I love Christmas. I love picking out a tree, pulling the ornaments out of the boxes, hanging up a wreath, putting lights on the house, wrapping packages, getting together with family and friends.
It’s always been
the holiday in the family. Every year, going back to the early 70s, my mother had a huge Christmas Eve party – kids running around, old neighbors dropping in, lots of wine and cheese, many different cookies, a five pound bag of pistachios. Eddie, the Joyce scholar from down the street, bangs out Christmas carols on the piano and everyone sings, gathering steam for a blockbuster belting of
O Holy Night. Stragglers hung around until the wee hours, drinking scotch and telling jokes, until finally stumbling home, leaving us to clean house so as not to awaken on Christmas morn to too many half empty glasses and scrunched up cocktail napkins.
And my mother did Christmas right. Everything had a place – the Christmas tree always in the same corner, a garland over the living room fireplace, another over the hall mirror. Presents – perfectly wrapped in a palette of green, red, silver, white, gold – spilled across the room. My mother made appliquéd, embroidered, felt stockings for everyone – first for the core five, then with additions for cats and spouses and grandchildren and the siblings-by-temperament who’ve joined the family, like David, who was clearly our brother in another life. There are so many stockings now that they have to hang doubled up on the hooks along the mantel. She has enough ornaments for an enormous tree, almost all of them old and glass and fragile, but some of the plain little gold balls ended up on a permanently lit and decorated tree, an artificial tree that spends 11 months in a box in the attic, awaiting its turn in the dining room window.
This year, that little tree is just about the only sign of Christmas at my mother’s house. Oh, there’s a garland around the front door, and one over the hall mirror, and a forest of tiny trees on the mantelpiece, but there’s no big tree, because my mother’s living out her days in the living room.
I’m so at odds. It’s always been that we go to her house for Christmas, to be there for Christmas Eve, and the Christmas morning present orgy, and a big Christmas dinner at the end of the day. And then, we disperse, on the 26th or 27th or so, to spend time with other parts of the family. I’ve never woken up in my own house on Christmas Day. It’s not that I don’t want to – it’s just that it’s never been that way. It’s been Christmas at my mother’s house. Period.
We’re still working out when we can get together with my siblings and their spouses and Mir’s cousins. It’ll probably happen a day or three before Christmas, and then everyone but my brother and his wife will stay with my mother through a quiet Christmas, unlike any other.
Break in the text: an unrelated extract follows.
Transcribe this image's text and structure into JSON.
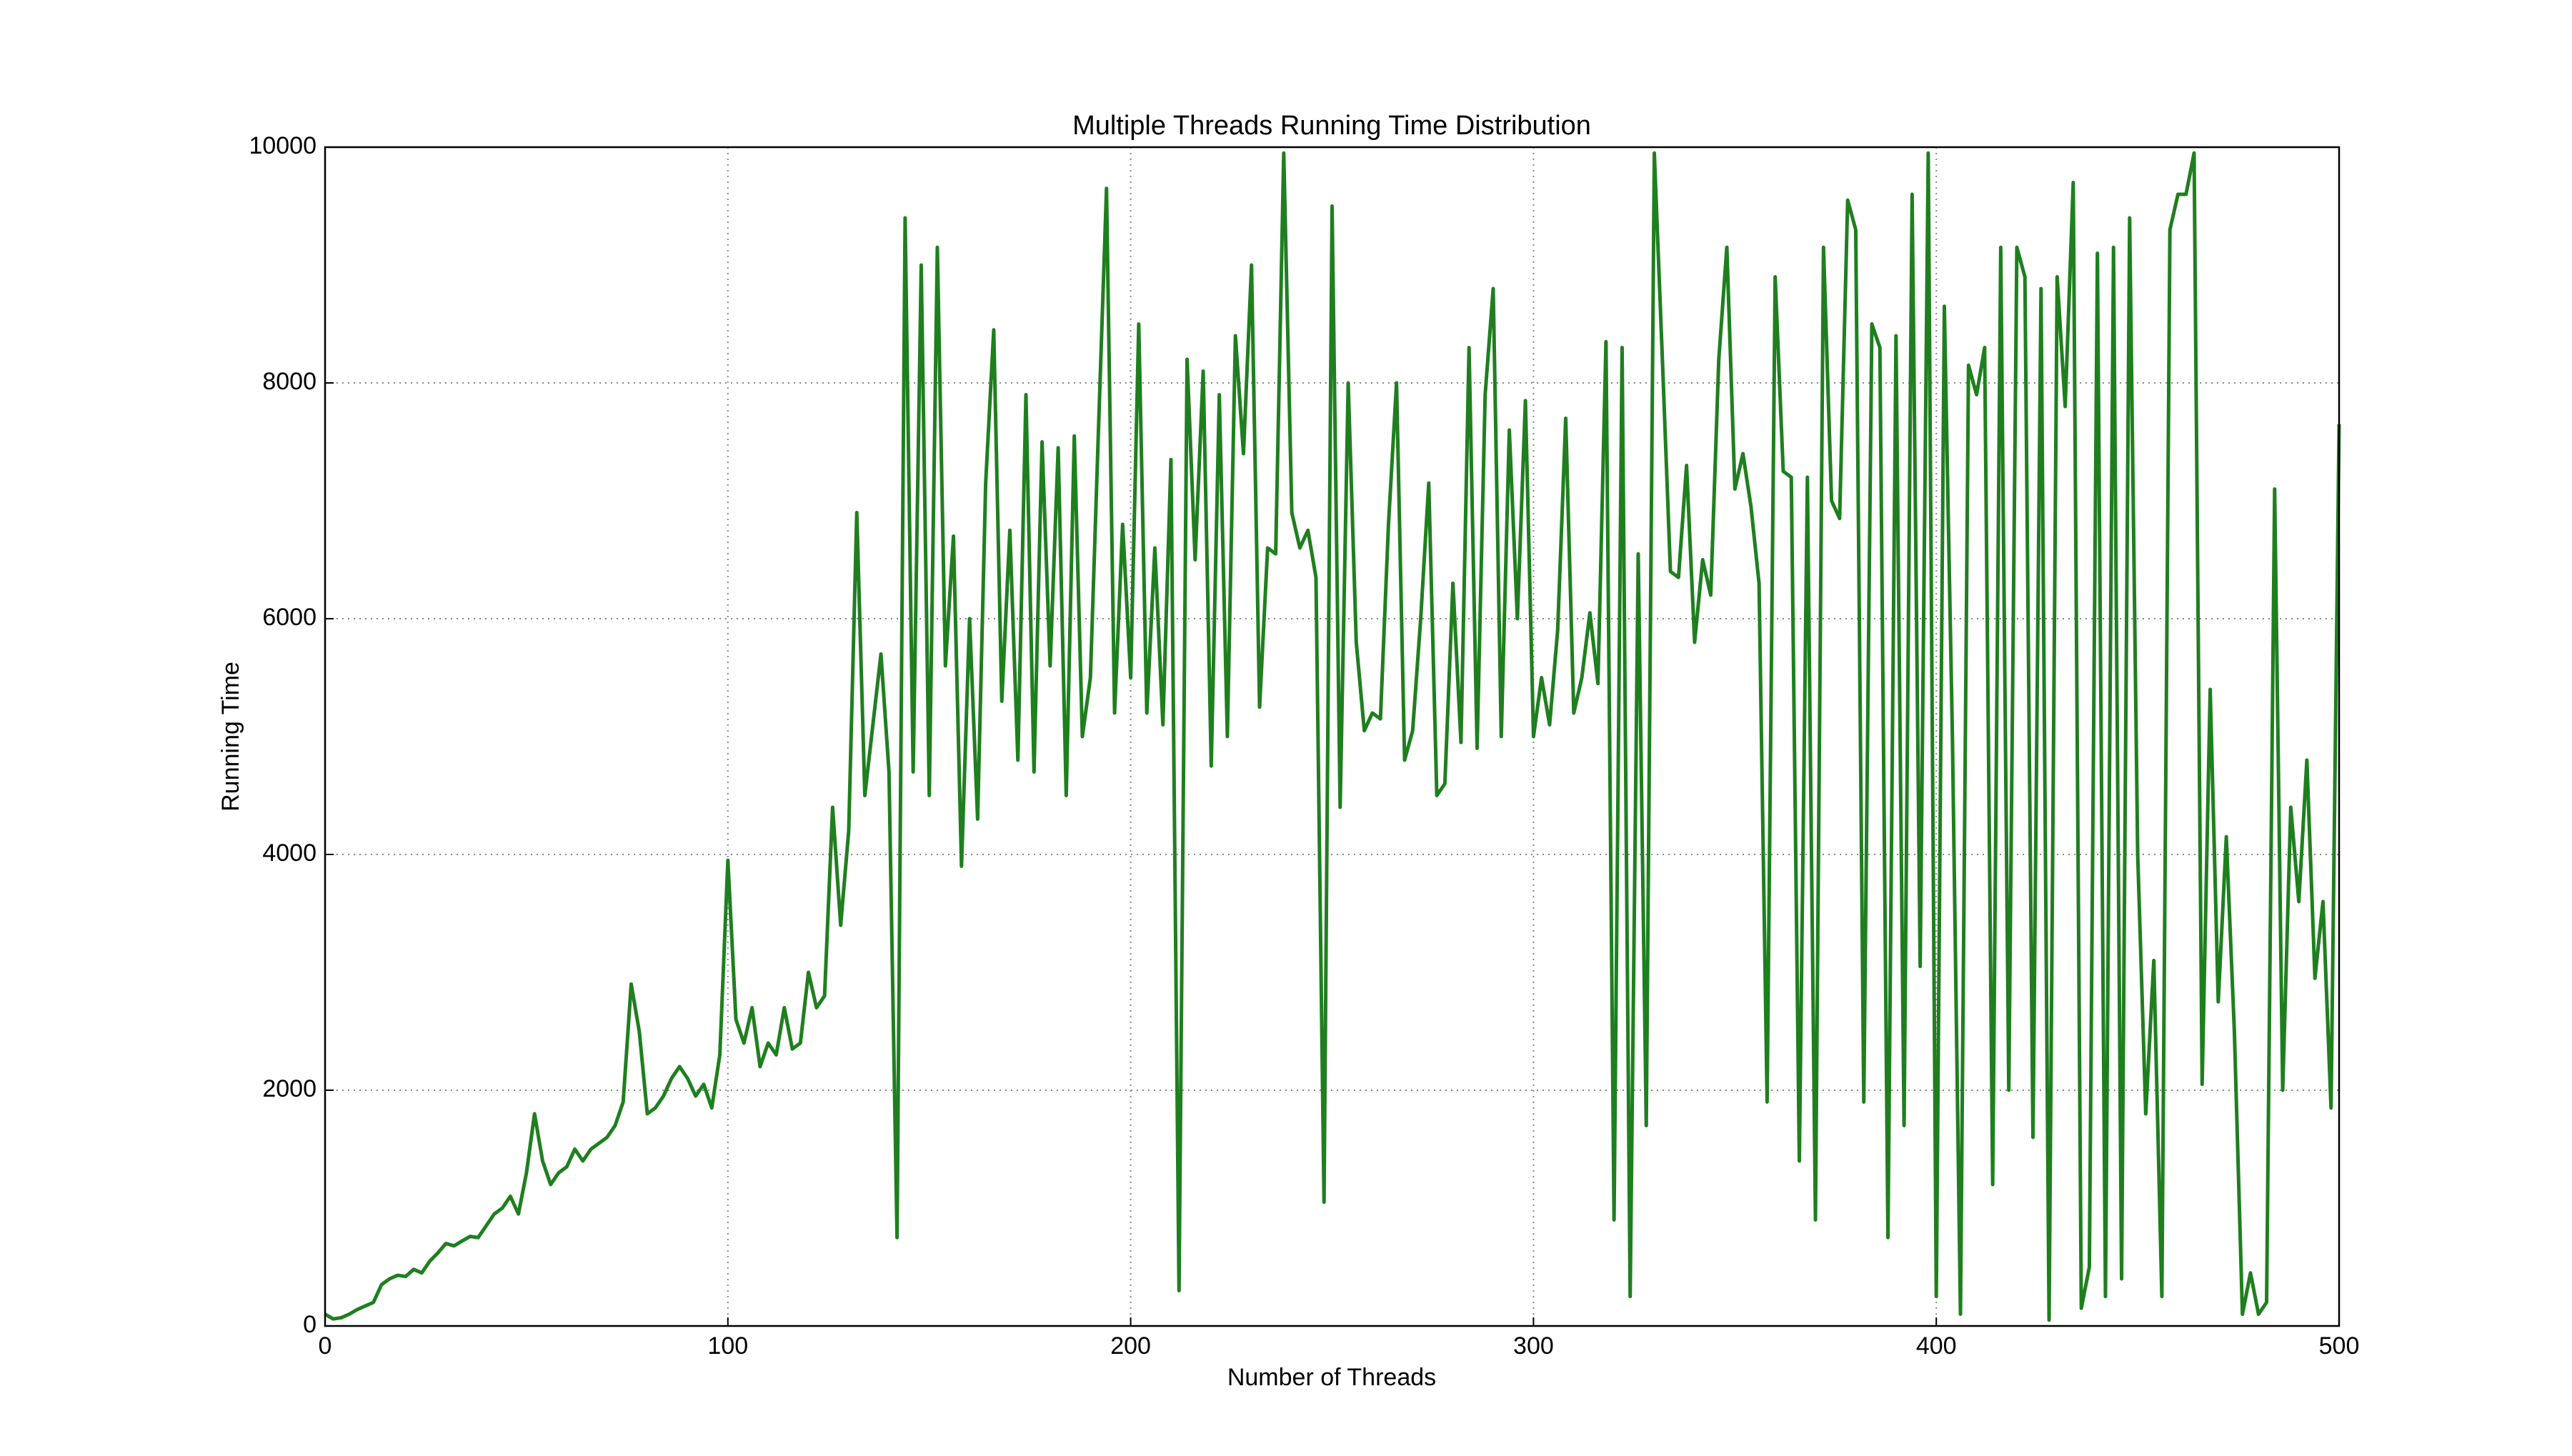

And then he’ll leave and my sister and I will return, to care for our mother while her aides have some off time.
On Christmas Eve, Mir will go to sleep in her own bed, and Santa will come down our chimney and tuck presents under the tree and eat cookies and milk, and we’ll work on inventing our own Christmas traditions, but still, a part of me is dreading Christmas a little.
Because there’s an elephant in the room where the tree should be.